The much-touted ‘green corridor’ concept is founded on the availability of low and carbon-neutral fuels at set points in the global logistic chain, giving owners confidence that the fuels they need will be available to bunker their vessels.
The ability of the industry to achieve low carbon operations is a function of clean fuel production and much of the discussion reflects the chicken and egg status of fuel availability. Demand for fuels including methanol is rapidly increasing as shipowners order more vessels compatible with the liquid alcohol fuel, the most recent being COSCO’s order for 12 24,000 teu methanol dual-fuel container ships.
While conventional methanol produced from natural gas is widely available at more than 100 of the world’s leading ports, the production of renewable products is currently low.
Key locations
Ports hold the key to providing the locations, the facilities and in some cases the carbon sources that could be used to create a sustainable supply of marine fuel. With the right policy signals and investment from public and private sources, they could become hubs for decarbonisation beyond conventional diesel fuel bunkering.
Ports need to achieve several goals; reduce emissions across their port complex and develop critical services that meet new demand for cleaner fuels while creating long term employment and income.
Alongside cargo handling and distribution this will increasingly include production sites for renewable fuels using electricity produced from offshore wind and feedstock sources such as municipal solid waste to create clean fuel.
Such projects reflect and expand on the regional role that ports play in their local economies, providing employment into the logistics chain and in supporting the local workforce as well as related manufacturing and skills.
Projects like Bia Energy Operating Company’s plans for a US$550m blue methanol production plant at the Port of Caddo-Bossier in Shreveport, Louisiana would create 75 direct, high skilled jobs and would result in 390 indirect jobs, according to the local development agency. Nearly 350 construction jobs would be created at peak construction for the project.
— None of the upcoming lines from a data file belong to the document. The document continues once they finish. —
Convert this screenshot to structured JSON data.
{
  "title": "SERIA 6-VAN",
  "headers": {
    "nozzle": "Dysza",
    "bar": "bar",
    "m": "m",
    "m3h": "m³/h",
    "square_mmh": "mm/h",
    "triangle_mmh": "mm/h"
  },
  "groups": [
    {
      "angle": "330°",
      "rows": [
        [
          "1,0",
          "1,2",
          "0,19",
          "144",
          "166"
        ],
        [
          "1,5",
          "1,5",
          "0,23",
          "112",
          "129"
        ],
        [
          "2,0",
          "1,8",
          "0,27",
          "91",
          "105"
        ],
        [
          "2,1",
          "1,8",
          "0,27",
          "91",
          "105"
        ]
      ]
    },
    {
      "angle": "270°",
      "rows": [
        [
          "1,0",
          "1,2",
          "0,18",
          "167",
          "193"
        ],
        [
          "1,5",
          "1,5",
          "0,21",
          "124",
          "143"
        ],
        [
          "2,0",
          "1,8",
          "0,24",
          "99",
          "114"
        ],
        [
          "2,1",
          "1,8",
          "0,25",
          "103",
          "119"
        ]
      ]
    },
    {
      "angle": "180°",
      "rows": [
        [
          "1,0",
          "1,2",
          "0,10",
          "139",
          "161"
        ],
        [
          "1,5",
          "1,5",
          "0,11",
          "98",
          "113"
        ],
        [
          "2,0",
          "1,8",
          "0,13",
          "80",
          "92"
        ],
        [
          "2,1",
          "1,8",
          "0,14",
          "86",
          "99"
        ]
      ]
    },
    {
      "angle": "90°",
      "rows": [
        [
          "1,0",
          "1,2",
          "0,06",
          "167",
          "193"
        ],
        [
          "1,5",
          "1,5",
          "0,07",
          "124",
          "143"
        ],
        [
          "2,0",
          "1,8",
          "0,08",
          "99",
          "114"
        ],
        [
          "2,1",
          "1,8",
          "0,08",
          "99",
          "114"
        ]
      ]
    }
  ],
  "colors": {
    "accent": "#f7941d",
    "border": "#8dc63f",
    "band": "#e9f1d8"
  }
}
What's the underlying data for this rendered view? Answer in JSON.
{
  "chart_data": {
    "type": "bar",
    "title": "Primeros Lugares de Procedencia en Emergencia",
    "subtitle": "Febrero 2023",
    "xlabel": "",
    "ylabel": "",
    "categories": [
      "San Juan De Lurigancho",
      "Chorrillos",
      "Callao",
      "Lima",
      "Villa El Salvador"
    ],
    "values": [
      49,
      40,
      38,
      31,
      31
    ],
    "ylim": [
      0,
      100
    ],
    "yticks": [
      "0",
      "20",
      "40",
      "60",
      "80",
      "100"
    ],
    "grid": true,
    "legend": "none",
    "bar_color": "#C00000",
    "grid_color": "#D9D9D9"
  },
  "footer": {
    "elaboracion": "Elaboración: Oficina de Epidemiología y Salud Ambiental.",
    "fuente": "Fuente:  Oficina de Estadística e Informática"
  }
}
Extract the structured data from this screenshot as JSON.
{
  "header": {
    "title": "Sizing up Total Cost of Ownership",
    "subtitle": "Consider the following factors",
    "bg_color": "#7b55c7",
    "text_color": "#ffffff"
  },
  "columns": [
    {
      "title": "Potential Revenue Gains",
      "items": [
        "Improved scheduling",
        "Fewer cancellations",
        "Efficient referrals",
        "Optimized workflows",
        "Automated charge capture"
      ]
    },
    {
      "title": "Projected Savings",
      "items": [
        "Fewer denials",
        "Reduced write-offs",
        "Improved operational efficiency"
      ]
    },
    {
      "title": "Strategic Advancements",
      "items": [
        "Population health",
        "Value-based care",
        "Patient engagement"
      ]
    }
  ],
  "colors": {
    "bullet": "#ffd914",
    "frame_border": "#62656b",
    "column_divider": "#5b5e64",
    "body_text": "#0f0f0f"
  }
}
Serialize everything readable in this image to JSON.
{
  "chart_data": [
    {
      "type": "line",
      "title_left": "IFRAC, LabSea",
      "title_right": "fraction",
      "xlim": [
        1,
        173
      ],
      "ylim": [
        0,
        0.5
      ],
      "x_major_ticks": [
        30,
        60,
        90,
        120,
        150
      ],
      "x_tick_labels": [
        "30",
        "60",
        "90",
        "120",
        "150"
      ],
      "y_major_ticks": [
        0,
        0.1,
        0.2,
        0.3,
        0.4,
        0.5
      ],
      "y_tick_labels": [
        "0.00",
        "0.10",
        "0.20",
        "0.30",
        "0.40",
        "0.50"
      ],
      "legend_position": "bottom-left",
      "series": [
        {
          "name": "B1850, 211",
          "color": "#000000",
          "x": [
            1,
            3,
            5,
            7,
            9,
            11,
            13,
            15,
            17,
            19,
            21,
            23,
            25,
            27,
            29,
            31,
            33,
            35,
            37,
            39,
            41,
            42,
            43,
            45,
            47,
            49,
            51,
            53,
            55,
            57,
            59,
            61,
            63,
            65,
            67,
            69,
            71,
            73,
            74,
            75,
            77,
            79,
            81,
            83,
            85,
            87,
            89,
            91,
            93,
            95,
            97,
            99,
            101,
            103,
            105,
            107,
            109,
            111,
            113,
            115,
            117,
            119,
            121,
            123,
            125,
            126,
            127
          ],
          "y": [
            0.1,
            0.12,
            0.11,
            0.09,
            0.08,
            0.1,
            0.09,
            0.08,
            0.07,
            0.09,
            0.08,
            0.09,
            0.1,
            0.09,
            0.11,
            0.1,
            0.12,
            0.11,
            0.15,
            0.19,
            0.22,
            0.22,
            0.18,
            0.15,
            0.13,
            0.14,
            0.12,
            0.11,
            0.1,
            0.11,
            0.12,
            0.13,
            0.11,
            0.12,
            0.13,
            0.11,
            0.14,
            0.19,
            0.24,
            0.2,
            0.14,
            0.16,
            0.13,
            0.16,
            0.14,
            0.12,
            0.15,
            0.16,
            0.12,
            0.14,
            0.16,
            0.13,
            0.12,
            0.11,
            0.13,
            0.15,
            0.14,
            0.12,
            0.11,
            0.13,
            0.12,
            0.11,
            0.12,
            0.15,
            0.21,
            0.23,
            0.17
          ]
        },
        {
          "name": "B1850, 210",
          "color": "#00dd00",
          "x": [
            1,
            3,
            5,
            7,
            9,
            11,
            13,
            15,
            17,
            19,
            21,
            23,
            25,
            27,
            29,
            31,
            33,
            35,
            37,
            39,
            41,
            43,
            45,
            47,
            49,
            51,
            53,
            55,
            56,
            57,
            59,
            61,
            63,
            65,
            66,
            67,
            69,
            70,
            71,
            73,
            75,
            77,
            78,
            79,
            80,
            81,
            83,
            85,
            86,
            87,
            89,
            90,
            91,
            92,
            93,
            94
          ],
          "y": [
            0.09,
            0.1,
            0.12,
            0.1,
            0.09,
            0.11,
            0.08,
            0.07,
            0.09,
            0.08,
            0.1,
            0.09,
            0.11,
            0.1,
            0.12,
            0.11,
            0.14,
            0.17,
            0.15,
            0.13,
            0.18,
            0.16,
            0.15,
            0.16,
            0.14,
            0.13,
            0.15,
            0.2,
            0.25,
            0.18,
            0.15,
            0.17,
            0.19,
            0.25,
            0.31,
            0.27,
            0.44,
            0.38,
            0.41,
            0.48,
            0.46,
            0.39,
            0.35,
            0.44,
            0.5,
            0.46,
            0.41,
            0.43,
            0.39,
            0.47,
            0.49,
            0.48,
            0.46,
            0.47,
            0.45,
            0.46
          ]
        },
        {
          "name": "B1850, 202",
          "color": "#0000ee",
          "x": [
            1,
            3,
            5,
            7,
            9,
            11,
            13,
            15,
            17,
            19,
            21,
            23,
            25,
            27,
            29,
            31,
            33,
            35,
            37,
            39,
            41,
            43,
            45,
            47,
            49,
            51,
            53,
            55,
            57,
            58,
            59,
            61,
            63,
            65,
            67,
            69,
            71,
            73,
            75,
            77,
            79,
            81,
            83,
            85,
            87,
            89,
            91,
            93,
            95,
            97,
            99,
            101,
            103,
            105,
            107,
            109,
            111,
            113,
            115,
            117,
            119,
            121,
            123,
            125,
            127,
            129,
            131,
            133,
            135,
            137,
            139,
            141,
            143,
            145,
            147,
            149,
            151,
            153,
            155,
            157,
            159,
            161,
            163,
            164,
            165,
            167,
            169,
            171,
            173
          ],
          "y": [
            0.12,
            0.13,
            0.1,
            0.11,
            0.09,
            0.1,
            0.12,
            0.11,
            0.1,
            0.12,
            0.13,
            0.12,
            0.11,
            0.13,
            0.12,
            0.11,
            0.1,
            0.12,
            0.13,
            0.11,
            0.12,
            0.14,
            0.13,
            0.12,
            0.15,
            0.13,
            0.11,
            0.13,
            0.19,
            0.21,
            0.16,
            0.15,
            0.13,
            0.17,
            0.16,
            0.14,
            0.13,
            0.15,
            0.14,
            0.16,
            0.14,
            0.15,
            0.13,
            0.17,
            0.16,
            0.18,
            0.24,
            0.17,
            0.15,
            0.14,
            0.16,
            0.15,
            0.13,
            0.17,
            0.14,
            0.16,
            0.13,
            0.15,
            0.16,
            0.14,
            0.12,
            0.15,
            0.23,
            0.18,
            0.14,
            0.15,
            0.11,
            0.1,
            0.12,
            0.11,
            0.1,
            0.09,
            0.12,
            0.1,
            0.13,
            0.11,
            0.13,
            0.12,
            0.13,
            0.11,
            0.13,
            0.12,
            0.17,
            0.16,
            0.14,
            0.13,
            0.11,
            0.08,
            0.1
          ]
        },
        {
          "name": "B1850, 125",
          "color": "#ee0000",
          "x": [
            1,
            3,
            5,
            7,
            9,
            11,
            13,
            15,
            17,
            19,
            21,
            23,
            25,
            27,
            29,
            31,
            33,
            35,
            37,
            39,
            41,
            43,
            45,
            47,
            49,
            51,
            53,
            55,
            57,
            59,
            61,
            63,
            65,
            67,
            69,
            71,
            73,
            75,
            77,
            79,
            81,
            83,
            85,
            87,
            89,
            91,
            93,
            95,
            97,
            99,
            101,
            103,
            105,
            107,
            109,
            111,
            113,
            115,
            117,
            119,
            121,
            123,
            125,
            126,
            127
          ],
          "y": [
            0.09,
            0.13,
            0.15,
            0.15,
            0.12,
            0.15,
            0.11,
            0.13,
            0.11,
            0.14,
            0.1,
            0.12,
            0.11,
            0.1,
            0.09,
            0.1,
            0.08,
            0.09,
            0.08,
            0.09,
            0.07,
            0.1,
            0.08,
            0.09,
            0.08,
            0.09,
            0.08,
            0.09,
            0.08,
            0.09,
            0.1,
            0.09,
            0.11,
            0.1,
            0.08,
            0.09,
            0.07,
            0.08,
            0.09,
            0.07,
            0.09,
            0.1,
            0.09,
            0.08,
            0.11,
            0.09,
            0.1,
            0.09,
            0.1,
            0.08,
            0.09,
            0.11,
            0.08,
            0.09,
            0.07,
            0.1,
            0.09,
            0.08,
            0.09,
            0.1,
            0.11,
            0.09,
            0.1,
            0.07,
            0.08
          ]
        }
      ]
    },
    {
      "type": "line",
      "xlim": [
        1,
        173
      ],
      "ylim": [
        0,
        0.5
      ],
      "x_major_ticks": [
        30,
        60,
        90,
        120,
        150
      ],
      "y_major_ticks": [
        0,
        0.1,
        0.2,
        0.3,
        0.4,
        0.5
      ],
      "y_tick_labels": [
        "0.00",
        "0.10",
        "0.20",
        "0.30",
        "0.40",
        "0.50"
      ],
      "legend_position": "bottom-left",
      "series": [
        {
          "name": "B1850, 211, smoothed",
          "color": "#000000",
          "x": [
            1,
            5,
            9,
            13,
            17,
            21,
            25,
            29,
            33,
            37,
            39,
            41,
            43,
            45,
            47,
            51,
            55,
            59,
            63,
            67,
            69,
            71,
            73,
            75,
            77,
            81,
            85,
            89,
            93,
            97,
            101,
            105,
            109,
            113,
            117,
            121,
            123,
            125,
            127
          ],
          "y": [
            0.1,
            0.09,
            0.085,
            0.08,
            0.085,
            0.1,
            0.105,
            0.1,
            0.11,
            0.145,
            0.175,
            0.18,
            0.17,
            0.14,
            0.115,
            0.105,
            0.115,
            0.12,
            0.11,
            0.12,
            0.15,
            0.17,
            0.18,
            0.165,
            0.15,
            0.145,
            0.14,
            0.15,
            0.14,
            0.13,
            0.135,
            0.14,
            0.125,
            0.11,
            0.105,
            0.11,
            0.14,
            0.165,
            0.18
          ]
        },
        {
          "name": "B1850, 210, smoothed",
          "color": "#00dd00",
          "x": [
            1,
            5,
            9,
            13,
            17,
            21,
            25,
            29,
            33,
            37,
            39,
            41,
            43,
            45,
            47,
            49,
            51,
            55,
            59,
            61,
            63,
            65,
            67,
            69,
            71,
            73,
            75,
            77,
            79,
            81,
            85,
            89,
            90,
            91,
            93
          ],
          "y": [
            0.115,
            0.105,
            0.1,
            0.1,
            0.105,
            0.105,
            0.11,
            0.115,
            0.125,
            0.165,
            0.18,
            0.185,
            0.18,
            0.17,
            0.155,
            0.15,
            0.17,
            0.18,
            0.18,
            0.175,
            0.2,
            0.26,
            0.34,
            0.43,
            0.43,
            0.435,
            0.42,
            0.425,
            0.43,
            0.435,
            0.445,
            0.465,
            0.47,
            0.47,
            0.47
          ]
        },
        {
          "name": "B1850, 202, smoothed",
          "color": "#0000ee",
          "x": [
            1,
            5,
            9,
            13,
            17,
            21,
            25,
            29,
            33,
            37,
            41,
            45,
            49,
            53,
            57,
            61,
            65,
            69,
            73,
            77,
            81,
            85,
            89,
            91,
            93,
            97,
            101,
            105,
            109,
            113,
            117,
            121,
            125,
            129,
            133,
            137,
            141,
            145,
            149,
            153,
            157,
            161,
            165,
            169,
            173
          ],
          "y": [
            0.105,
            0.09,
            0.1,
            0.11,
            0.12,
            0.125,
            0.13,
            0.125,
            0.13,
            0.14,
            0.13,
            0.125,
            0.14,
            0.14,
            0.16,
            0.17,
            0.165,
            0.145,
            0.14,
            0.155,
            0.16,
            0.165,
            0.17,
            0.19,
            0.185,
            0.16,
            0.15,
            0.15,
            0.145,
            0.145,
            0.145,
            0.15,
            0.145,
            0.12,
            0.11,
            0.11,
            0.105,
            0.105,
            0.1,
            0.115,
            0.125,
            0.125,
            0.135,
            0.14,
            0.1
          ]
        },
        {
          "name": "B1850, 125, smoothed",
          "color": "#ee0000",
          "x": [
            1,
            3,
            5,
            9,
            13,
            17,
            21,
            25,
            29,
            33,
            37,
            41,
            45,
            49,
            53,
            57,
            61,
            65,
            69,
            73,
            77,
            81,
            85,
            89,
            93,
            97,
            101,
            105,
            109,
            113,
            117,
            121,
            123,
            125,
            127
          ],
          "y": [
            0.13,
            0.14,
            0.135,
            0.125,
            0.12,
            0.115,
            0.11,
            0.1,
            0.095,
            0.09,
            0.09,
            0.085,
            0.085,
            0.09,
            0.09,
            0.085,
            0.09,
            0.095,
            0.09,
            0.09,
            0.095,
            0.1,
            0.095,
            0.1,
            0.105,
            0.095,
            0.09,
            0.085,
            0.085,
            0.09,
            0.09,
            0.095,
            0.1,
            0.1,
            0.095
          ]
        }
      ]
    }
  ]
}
At the other end of the scale, plans by a consortium including AP Moller-Maersk will see the construction of an industrial-scale production facility for sustainable road, maritime and jet fuels in the Copenhagen municipality to include e-methanol. Bringing together the demand and supply side of the equation the partners believe it could result in one of the world’s largest electrolyser and sustainable fuel production facilities and in the process establish an entirely new local industry.